Así y todo, cuando va pasando el tiempo y no se tienen ideas nuevas, se tiende a considerar que las anteriores fueron desperdiciadas. Algo así como: “Si lo pudiera escribir ahora, le sacaría mucho más jugo”. Pero yo, personalmente, no me veo con fuerzas de retomar ningún relato pasado, menos aún de destriparlo y recomponerlo. Eso sería un monstruo literario. Y los monstruos literarios nunca vienen solos, qué va; les encanta ir de la manita, por si se pierden. Y a mí se me echa encima el fantasma del fracaso, ese mismo que me ha impedido presentarme a concurso alguno. No porque me crea malo, sino por miedo a ser peor de lo que creo. Por miedo a saber con certeza que todo el trabajo sólo vale en cuanto a los buenos ratos que he pasado escribiendo. Pero que nunca llegará más allá. No es tampoco afán de posteridad, eso es pretencioso e idiota. Es más una cuestión de someter tu identidad, tu oficio y tu talento a la posibilidad de su inexistencia. La negación de la escritura me dejaría sin saber quién he sido, quién soy y sin ganas de saber quién seré.
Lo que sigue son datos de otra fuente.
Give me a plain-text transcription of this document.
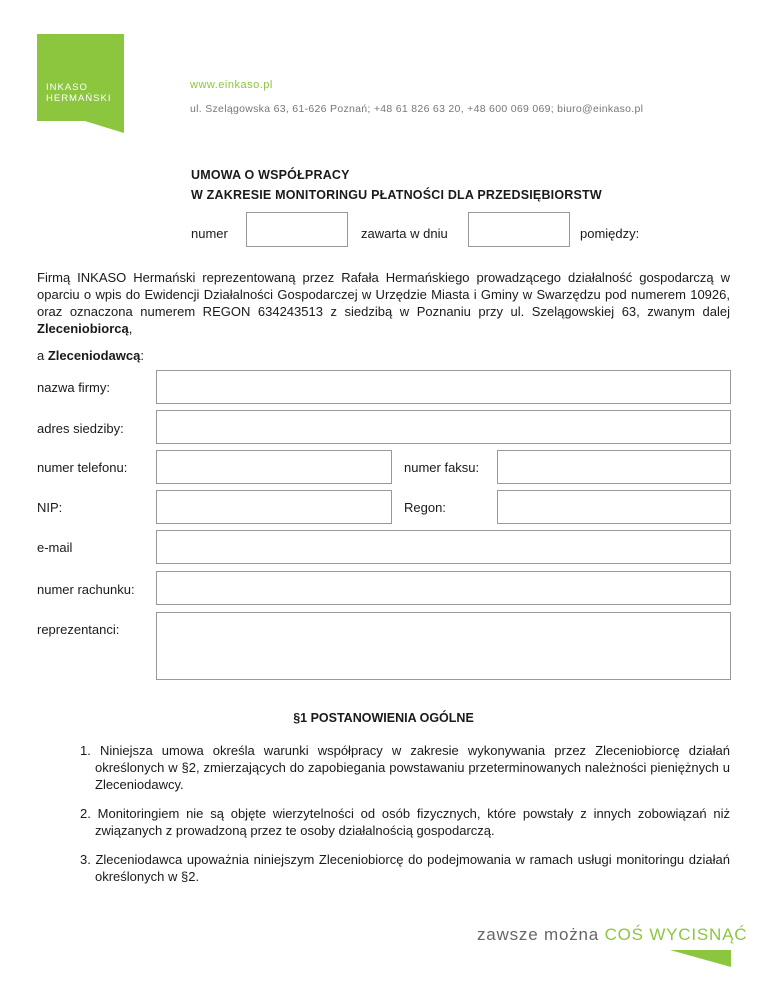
INKASO
HERMAŃSKI
www.einkaso.pl
ul. Szelągowska 63, 61-626 Poznań; +48 61 826 63 20, +48 600 069 069; biuro@einkaso.pl
UMOWA O WSPÓŁPRACY
W ZAKRESIE MONITORINGU PŁATNOŚCI DLA PRZEDSIĘBIORSTW
numer	zawarta w dniu	pomiędzy:
Firmą INKASO Hermański reprezentowaną przez Rafała Hermańskiego prowadzącego działalność gospodarczą w oparciu o wpis do Ewidencji Działalności Gospodarczej w Urzędzie Miasta i Gminy w Swarzędzu pod numerem 10926, oraz oznaczona numerem REGON 634243513 z siedzibą w Poznaniu przy ul. Szelągowskiej 63, zwanym dalej Zleceniobiorcą,
a Zleceniodawcą:
nazwa firmy:
adres siedziby:
numer telefonu:	numer faksu:
NIP:	Regon:
e-mail
numer rachunku:
reprezentanci:
§1 POSTANOWIENIA OGÓLNE
1. Niniejsza umowa określa warunki współpracy w zakresie wykonywania przez Zleceniobiorcę działań określonych w §2, zmierzających do zapobiegania powstawaniu przeterminowanych należności pieniężnych u Zleceniodawcy.
2. Monitoringiem nie są objęte wierzytelności od osób fizycznych, które powstały z innych zobowiązań niż związanych z prowadzoną przez te osoby działalnością gospodarczą.
3. Zleceniodawca upoważnia niniejszym Zleceniobiorcę do podejmowania w ramach usługi monitoringu działań określonych w §2.
zawsze można COŚ WYCISNĄĆ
No obstante, hay un momento, que es el actual, en el que no había pensado hasta ahora. Siempre me quedaba reflexionando sobre el posterior a la ficción. Nunca sobre el previo. Y es que la literatura, como cualquier arte pasional, es como el sexo; nadie se pararía a divagar antes. No se tiene la mente clara, esa es la razón. Pues bien, para variar, tenía ganas de dejar por escrito este antes de sinrazón, de expectativas, de calentón y de sueños. Porque luego llegará el después, con sus consabidos monstruos hermanados. Y después del después llegará otro más y luego otro antes del siguiente antes. Así, una vez más, perderán sentido todas las palabras que una vez utilicé para inventarme un mundo entero y a sus habitantes que no existen. Una vez más dejaré de ser Dios para convertirme en mortal, en un mortal con miedo a ser mediocre, vulgar y negligente. Es duro el despido divino.
Pero todo eso hoy no importa, porque lo he vuelto a sentir. Tengo la idea en la punta de los dedos y esto es sólo un calentamiento. No puedo pensar en lo que pasará después, en sí servirá para algo o en si será una buena novela. ¿Qué más da? De momento empieza a ser inevitable, casi incontenible. Será mejor disfrutarlo. La historia que barajo será sombría, como la última. Volveré a teclear al ritmo de algún que otro tango de Gardel. Retiraré el reloj de mi muñeca para que no me afecte el tiempo de los mortales y prepararé café. Buscaré alguna bombilla tenue, que no dé más luz que la que ilumina mis manos. Las mismas manos que me parecerán autónomas, las mismas que miraré desde un lugar mágico que no existe aunque lo haga existir. Las miraré sin reconocerlas siquiera y, al final, las miraré esperando que no se vuelvan contra mí.